People v. Curtis Basile
People v. Curtis Basile
Background Facts: An agent of the American Society for the Prevention of Cruelty to Animals went to the home of Curtis Basile to investigate potential mistreatment of a dog. The agent found the dog, apparently emaciated, tied to a lead in the backyard. Mr. Basile, the dog’s nineteen-year-old owner who had been out of work following an accident and was struggling to provide for himself and Danger, his dog, was charged with violating Agriculture and Markets Law § 353, which proscribes “depriv[ing] any animal of necessary sustenance, food or drink, or neglect[ing] or refus[ing] to furnish it such sustenance or drink, or caus[ing], procur[ing] or permit[ting] any animal to be overdriven, overloaded, tortured, cruelly beaten, or unjustifiably injured.”
At trial, the court refused to instruct that the jury must find that Mr. Basile knowingly committed any of these acts. In so charging, the court rendered the offense one of strict liability.

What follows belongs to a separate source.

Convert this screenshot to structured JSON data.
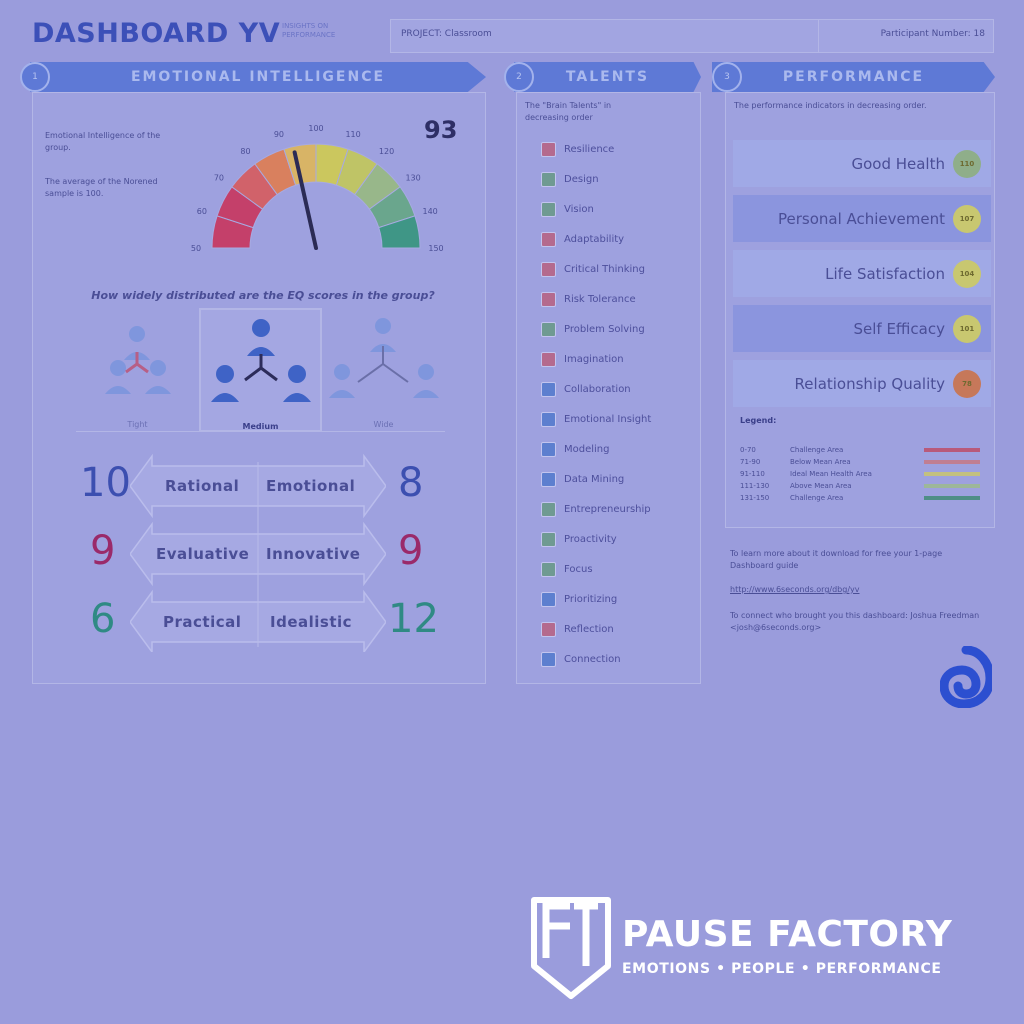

Issue: Among the issues raised on appeal was whether the jury could properly find a violation of this statute without determining that Mr. Basile possessed a culpable mental state. In other words, could he be strictly liable for a violation of § 353 notwithstanding that the Penal Law creates a strong presumption against strict liability?
Held:The Court chose not to reach the question of whether there can be strict liability for this offense, finding that the facts here showed that Mr. Basile violated the law “even assuming that defendant is correct” that the statute requires a showing of “knowledge.”
CAL Observes: The Court skirted the ultimate question of whether a defendant can be strictly liable where no mental state is specified in a criminal statute. Notably, Penal Law § 15.15(2) states, “[a] statute defining a crime, unless clearly indicating a legislative intent to impose strict liability, should be construed as defining a crime of mental culpability,” a mandate that “applies to offenses defined both in and outside this chapter.” Here, the jury was not instructed that it needed to find knowledge. Yet, the Court found that that oversight was immaterial, as Mr. Basile clearly could have been found guilty even were proof of knowledge required, as here the dog was in a “visibly compromised state of health.” In so holding, the Court essentially found facts for the jury, which had not been asked to decide this question.
The Court has similarly avoided the principal question in other recently litigated cases. For instance, in People v. Sandra Diaz, 24 N.Y.3d 1187 (2015), the Court declined to reach the issue of whether Penal Law § 260.20(1) (unlawfully dealing with a child) criminalized private possession of drugs in a parental bedroom outside the presence of children, instead finding that the facts presented to it made out the offense even under the defense theory about the statute’s meaning—that the possession must be open and commercially oriented.
This case is also notable for its de facto acceptance of the expansion of strict liability, notwithstanding Penal Law § 15.15’s clear presumption in favor of requiring a jury to find a culpable mental state. Though the Court demurred on this question, its decision to punt risks eroding the People’s burden of proving every element that the Legislature intended, which under Penal Law § 15.15 includes mens rea. It remains to be seen how the Court would handle a different—and perhaps ambiguous—set of facts.